July 24th, 2014
Hidden Relationships & Complexities of Virtual Storage
Let’s continue exploring the importance of relationships and dependencies; and look at some interesting virtual storage scenarios.
In a typical virtualized environment VMs are stored in shared virtual storage devices often called “datastores”. What is a datastore? It is usually a storage LUN provisioned to some virtualized physical hosts and it supports some virtual file system allowing storing multiple VM images. Effectively, a datastore is one shared “volume” easily accessible by all hosts. Easy to create and easy to use.
But as with any resource with limited capacity, bottlenecks happen when there are too many VMs using it. If there are several shared datastores available to hosts in a cluster, and VMs in some datastores start suffering from higher than usual storage I/O latencies, it is likely the time to address this by spreading the load across multiple shared datastores. It is not a trivial task, the idea is to find the right combination of VMs and datastores where the space, IOPS and latencies represent the right state – so VMs can get as much IOPS and space as needed and latencies are minimal. Once the placement is clear (manually it is very difficult but there are solutions which could do this for you), VMs should be moved to the appropriate datastore with lower latencies and the task is solved.
Is it really? Let’s consider 2 datastores, one has 100 VMs and experiences visibly high latencies (300 ms per VM), the other is a brand new, has only few inactive VMs and practically zero latency – a perfect target for storage vMotion. But the story could be quite different if we start exploring how these datastores are implemented and related to each other.
A LUN could represent a standalone disk drive (like a local drive in a host) or be part of a large disk array which is mapped to some RAID group. A disk array is controlled by a storage controller which is effectively a computer with multiple CPU cores, which performs many needed control and maintenance functions like disc scrubbing, compression, de-duplication, write-back caching, inter-tier load distribution, etc. While multiple LUNs could be mapped to different virtual storage arrays, several arrays could be managed by the same storage controller.
So our 2 datastores could be mapped to such LUNs. If one busy LUN experiences high I/O traffic, it could keep the controller very busy doing lots of scrubbing, de-duplication, snapshotting, etc. As the controller is shared across these 2 LUNs, the moment we move VMs to the second LUN they will start experiencing the same latencies as they are caused not by disk arrays, but by the controller itself.
So this is the case where it is extremely important to know the relationships not only between VMs, hosts and datastores, but also between datastores, disk arrays and virtual storage controllers. Otherwise the control actions could be inaccurate and won’t guarantee the proper performance. A better solution here could be to identify a datastore managed by a less busy controller and move the load there – or if there is none, recommend to provision a new one.

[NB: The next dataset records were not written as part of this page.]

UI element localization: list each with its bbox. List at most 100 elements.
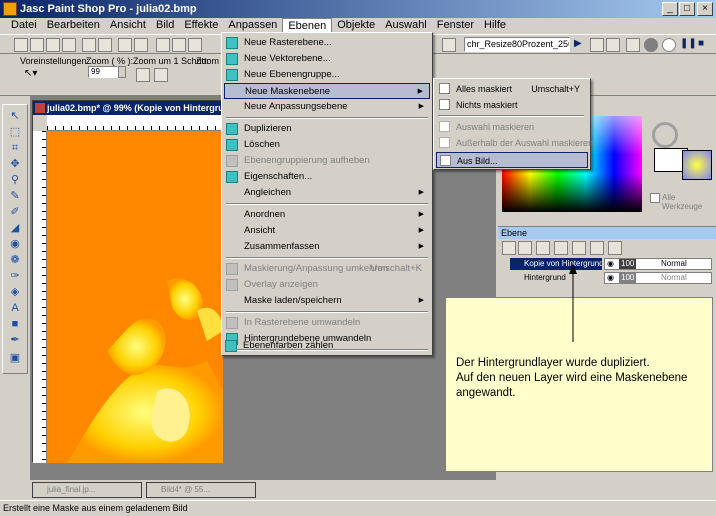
pointer-tool-icon[interactable]: ↖: [6, 109, 24, 123]
menu-ansicht[interactable]: Ansicht: [105, 18, 151, 34]
copy-icon[interactable]: [172, 38, 186, 52]
new-group-icon[interactable]: [536, 241, 550, 255]
air-brush-icon[interactable]: ✑: [6, 269, 24, 283]
undo-icon[interactable]: [118, 38, 132, 52]
new-file-icon[interactable]: [14, 38, 28, 52]
submenu-item-from-image[interactable]: Aus Bild...: [436, 152, 588, 168]
run-script-icon[interactable]: ▶: [574, 38, 588, 52]
menu-item-new-mask-layer[interactable]: Neue Maskenebene ▶: [224, 83, 430, 99]
script-output-icon[interactable]: [606, 38, 620, 52]
submenu-item-all-masked[interactable]: Alles maskiert Umschalt+Y: [436, 81, 588, 97]
retouch-tool-icon[interactable]: ◢: [6, 221, 24, 235]
menu-item-show-overlay[interactable]: Overlay anzeigen: [224, 277, 430, 293]
dropper-tool-icon[interactable]: ⚲: [6, 173, 24, 187]
no-color-icon[interactable]: [652, 122, 678, 148]
menu-bild[interactable]: Bild: [151, 18, 179, 34]
paint-brush-icon[interactable]: ✎: [6, 189, 24, 203]
browse-icon[interactable]: [46, 38, 60, 52]
menu-item-merge[interactable]: Zusammenfassen ▶: [224, 239, 430, 255]
maximize-button[interactable]: □: [679, 2, 695, 16]
print-icon[interactable]: [98, 38, 112, 52]
layer-row-kopie-von-hintergrund[interactable]: Kopie von Hintergrund: [510, 258, 602, 270]
layer-blend-mode[interactable]: Normal: [661, 273, 687, 283]
minimized-window-julia-final[interactable]: julia_final.jp...: [32, 482, 142, 498]
menu-item-new-vector-layer[interactable]: Neue Vektorebene...: [224, 51, 430, 67]
crop-tool-icon[interactable]: ⌗: [6, 141, 24, 155]
menu-item-matting[interactable]: Angleichen ▶: [224, 185, 430, 201]
minimize-button[interactable]: _: [662, 2, 678, 16]
pen-tool-icon[interactable]: ✒: [6, 333, 24, 347]
menu-datei[interactable]: Datei: [6, 18, 42, 34]
visibility-eye-icon[interactable]: ◉: [607, 259, 614, 269]
picture-tube-icon[interactable]: ❁: [6, 253, 24, 267]
fractal-image: [67, 278, 223, 463]
app-icon[interactable]: [3, 2, 17, 16]
new-vector-layer-icon[interactable]: [518, 241, 532, 255]
menu-item-duplicate[interactable]: Duplizieren: [224, 121, 430, 137]
close-button[interactable]: ×: [697, 2, 713, 16]
object-selector-icon[interactable]: ▣: [6, 351, 24, 365]
scanner-icon[interactable]: [62, 38, 76, 52]
stop-icon[interactable]: ■: [698, 38, 712, 52]
preset-shape-icon[interactable]: ■: [6, 317, 24, 331]
layer-blend-mode[interactable]: Normal: [661, 259, 687, 269]
zoom-in-icon[interactable]: [136, 68, 150, 82]
image-canvas[interactable]: [47, 131, 223, 463]
zoom-input[interactable]: 99: [88, 66, 118, 78]
selection-tool-icon[interactable]: ⬚: [6, 125, 24, 139]
delete-layer-icon[interactable]: [590, 241, 604, 255]
menu-item-invert-mask[interactable]: Maskierung/Anpassung umkehren Umschalt+K: [224, 261, 430, 277]
visibility-eye-icon[interactable]: ◉: [607, 273, 614, 283]
submenu-item-mask-outside-selection[interactable]: Außerhalb der Auswahl maskieren: [436, 135, 593, 151]
image-window-title[interactable]: julia02.bmp* @ 99% (Kopie von Hintergrun…: [33, 101, 221, 115]
save-icon[interactable]: [82, 38, 96, 52]
foreground-color-swatch[interactable]: [682, 150, 712, 180]
text-tool-icon[interactable]: A: [6, 301, 24, 315]
menu-effekte[interactable]: Effekte: [179, 18, 223, 34]
new-mask-icon[interactable]: [554, 241, 568, 255]
move-tool-icon[interactable]: ✥: [6, 157, 24, 171]
menu-item-load-save-mask[interactable]: Maske laden/speichern ▶: [224, 293, 430, 309]
menu-fenster[interactable]: Fenster: [432, 18, 479, 34]
menu-bearbeiten[interactable]: Bearbeiten: [42, 18, 105, 34]
edit-script-icon[interactable]: [590, 38, 604, 52]
submenu-item-mask-selection[interactable]: Auswahl maskieren: [436, 119, 588, 135]
script-select[interactable]: chr_Resize80Prozent_256l: [464, 37, 570, 52]
pause-record-icon[interactable]: [644, 38, 658, 52]
menu-item-ungroup[interactable]: Ebenengruppierung aufheben: [224, 153, 430, 169]
open-file-icon[interactable]: [30, 38, 44, 52]
new-raster-layer-icon[interactable]: [502, 241, 516, 255]
image-window-icon[interactable]: [35, 103, 45, 113]
zoom-out-icon[interactable]: [154, 68, 168, 82]
layer-opacity[interactable]: 100: [619, 273, 637, 283]
menu-item-delete[interactable]: Löschen: [224, 137, 430, 153]
record-icon[interactable]: [626, 38, 640, 52]
menu-item-properties[interactable]: Eigenschaften...: [224, 169, 430, 185]
menu-item-new-layer-group[interactable]: Neue Ebenengruppe...: [224, 67, 430, 83]
menu-item-arrange[interactable]: Anordnen ▶: [224, 207, 430, 223]
flood-fill-icon[interactable]: ◈: [6, 285, 24, 299]
eraser-tool-icon[interactable]: ◉: [6, 237, 24, 251]
script-icon[interactable]: [442, 38, 456, 52]
pause-icon[interactable]: ❚❚: [680, 38, 697, 52]
layer-properties-icon[interactable]: [608, 241, 622, 255]
duplicate-layer-icon[interactable]: [572, 241, 586, 255]
minimized-window-bild4[interactable]: Bild4* @ 55...: [146, 482, 256, 498]
preset-pointer-icon[interactable]: ↖▾: [24, 68, 46, 82]
submenu-item-nothing-masked[interactable]: Nichts maskiert: [436, 97, 588, 113]
paste-icon[interactable]: [188, 38, 202, 52]
menu-hilfe[interactable]: Hilfe: [479, 18, 511, 34]
redo-icon[interactable]: [134, 38, 148, 52]
menu-item-convert-to-raster[interactable]: In Rasterebene umwandeln: [224, 315, 430, 331]
zoom-spinner[interactable]: [118, 66, 126, 78]
cut-icon[interactable]: [156, 38, 170, 52]
all-tools-checkbox[interactable]: [650, 193, 660, 203]
layer-row-hintergrund[interactable]: Hintergrund: [510, 272, 602, 284]
layer-opacity[interactable]: 100: [619, 259, 637, 269]
clone-brush-icon[interactable]: ✐: [6, 205, 24, 219]
stop-record-icon[interactable]: [662, 38, 676, 52]
menu-item-view[interactable]: Ansicht ▶: [224, 223, 430, 239]
menu-item-count-colors[interactable]: Ebenenfarben zählen: [223, 338, 429, 354]
menu-item-new-adjustment-layer[interactable]: Neue Anpassungsebene ▶: [224, 99, 430, 115]
menu-item-new-raster-layer[interactable]: Neue Rasterebene...: [224, 35, 430, 51]
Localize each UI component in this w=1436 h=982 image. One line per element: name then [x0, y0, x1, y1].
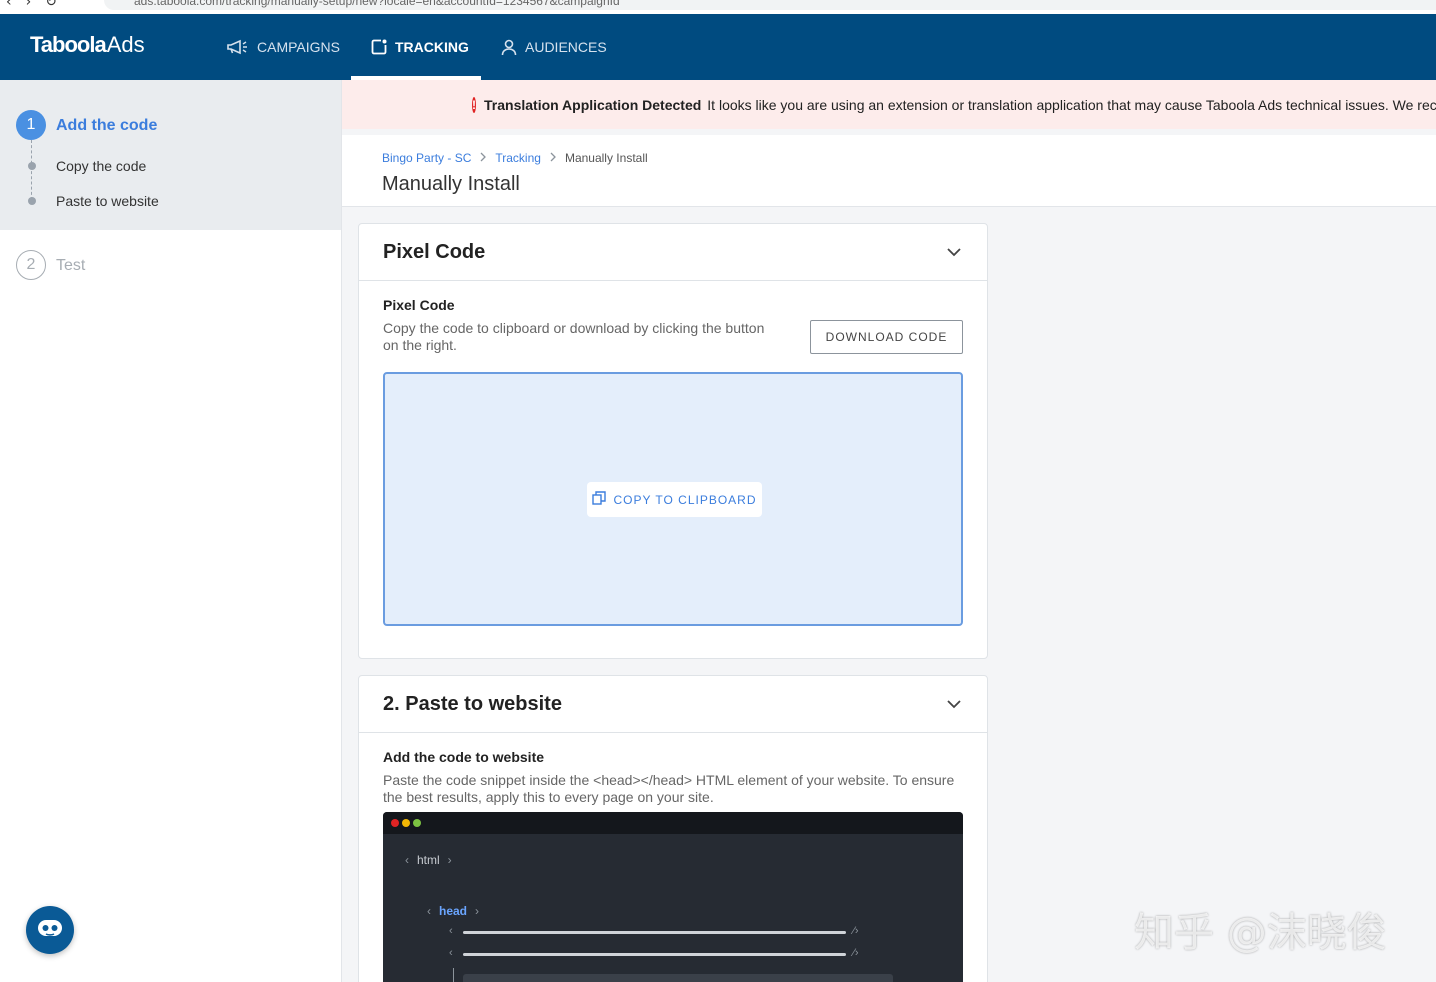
breadcrumb-account[interactable]: Bingo Party - SC [382, 151, 471, 165]
copy-label: COPY TO CLIPBOARD [613, 492, 757, 507]
step-2-number: 2 [16, 250, 46, 280]
logo-suffix: Ads [106, 32, 145, 57]
taboola-ads-logo[interactable]: TaboolaAds [30, 32, 145, 58]
alert-message: It looks like you are using an extension… [707, 96, 1436, 113]
step-2-title[interactable]: Test [56, 257, 85, 275]
copy-icon [592, 491, 607, 508]
breadcrumb: Bingo Party - SC Tracking Manually Insta… [382, 151, 648, 165]
chat-assistant-button[interactable] [26, 906, 74, 954]
substep-copy-code[interactable]: Copy the code [56, 158, 146, 174]
mock-guide [453, 968, 454, 982]
window-dot-yellow [402, 819, 410, 827]
logo-text: Taboola [30, 32, 107, 57]
code-illustration: ‹ html › ‹ head › ‹ ⁄› ‹ ⁄› [383, 812, 963, 982]
section-description: Copy the code to clipboard or download b… [383, 320, 765, 353]
breadcrumb-tracking[interactable]: Tracking [495, 151, 541, 165]
pixel-code-box[interactable]: COPY TO CLIPBOARD [383, 372, 963, 626]
step-1-number: 1 [16, 110, 46, 140]
browser-nav-icons[interactable]: ‹›↻ [6, 0, 71, 10]
tab-tracking-label: TRACKING [395, 39, 469, 55]
watermark: 知乎 @沫晓俊 [1134, 910, 1387, 956]
tracking-icon [370, 38, 388, 56]
step-connector [31, 140, 32, 200]
chevron-right-icon [549, 151, 557, 165]
tab-campaigns-label: CAMPAIGNS [257, 39, 340, 55]
mock-html-tag: ‹ html › [405, 853, 452, 867]
alert-title: Translation Application Detected [484, 96, 702, 113]
mock-bracket: ‹ [449, 947, 453, 959]
megaphone-icon [226, 39, 250, 55]
mock-code-line [463, 953, 846, 956]
error-icon: ! [472, 96, 476, 113]
section-label: Pixel Code [383, 297, 455, 313]
pixel-code-card: Pixel Code Pixel Code Copy the code to c… [358, 223, 988, 659]
main-content: ! Translation Application Detected It lo… [342, 80, 1436, 982]
window-dot-red [391, 819, 399, 827]
mock-bracket: ‹ [449, 925, 453, 937]
substep-dot [28, 162, 36, 170]
html-tag-name: html [417, 853, 440, 867]
mock-close-bracket: ⁄› [853, 947, 859, 959]
section-label: Add the code to website [383, 749, 545, 765]
chevron-down-icon[interactable] [945, 243, 963, 261]
mock-pixel-block [463, 974, 893, 982]
paste-to-website-card: 2. Paste to website Add the code to webs… [358, 675, 988, 982]
mock-code-line [463, 931, 846, 934]
card-title: 2. Paste to website [383, 692, 562, 715]
step-1-title: Add the code [56, 117, 158, 134]
address-bar[interactable]: ads.taboola.com/tracking/manually-setup/… [104, 0, 1436, 10]
steps-sidebar: 1 Add the code Copy the code Paste to we… [0, 80, 342, 982]
section-description: Paste the code snippet inside the <head>… [383, 772, 955, 805]
mock-head-tag: ‹ head › [427, 904, 480, 918]
person-icon [500, 38, 518, 56]
step-add-code[interactable]: 1 Add the code Copy the code Paste to we… [0, 80, 341, 230]
chevron-right-icon [479, 151, 487, 165]
substep-dot [28, 197, 36, 205]
download-code-button[interactable]: DOWNLOAD CODE [810, 320, 963, 354]
window-dot-green [413, 819, 421, 827]
tab-audiences[interactable]: AUDIENCES [500, 14, 607, 80]
tab-campaigns[interactable]: CAMPAIGNS [226, 14, 340, 80]
breadcrumb-current: Manually Install [564, 151, 648, 165]
tab-audiences-label: AUDIENCES [525, 39, 607, 55]
mock-titlebar [383, 812, 963, 834]
mock-close-bracket: ⁄› [853, 925, 859, 937]
card-title: Pixel Code [383, 240, 486, 263]
copy-to-clipboard-button[interactable]: COPY TO CLIPBOARD [587, 482, 762, 517]
head-tag-name: head [439, 904, 468, 918]
chevron-down-icon[interactable] [945, 695, 963, 713]
tab-tracking[interactable]: TRACKING [351, 14, 481, 80]
browser-strip: ‹›↻ ads.taboola.com/tracking/manually-se… [0, 0, 1436, 14]
top-navbar: TaboolaAds CAMPAIGNS TRACKING AUDIENCES [0, 14, 1436, 80]
page-title: Manually Install [382, 173, 520, 195]
chat-bot-icon [37, 917, 63, 944]
paste-card-header[interactable]: 2. Paste to website [359, 676, 987, 733]
translation-alert-banner: ! Translation Application Detected It lo… [342, 80, 1436, 129]
substep-paste-website[interactable]: Paste to website [56, 193, 159, 209]
page-header: Bingo Party - SC Tracking Manually Insta… [342, 135, 1436, 207]
pixel-code-card-header[interactable]: Pixel Code [359, 224, 987, 281]
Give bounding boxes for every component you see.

This is important but still a relatively simple case. The relationship and dependency matrix could be much more complex. Just consider the NetApp CDOT – Clustered Data On Tap. It is a big shared storage infrastructure which allows implementing so called SVM, Storage Virtual Machines, implementing multi-tenant storage service offerings. This is yet another layer of dependencies and relationships on top of volumes that can add some business constraints and QoS requirements. Figuring out VM placements in such environments may become not just complex but practically impossible, as one needs to track resource consumption and constraints across multiple dimensions. And the cost of making a wrong decision could be very high as it may impact hundreds or thousands of applications.
How do you take these virtual storage dependencies into account today to guarantee workload performance? Are you even aware of them?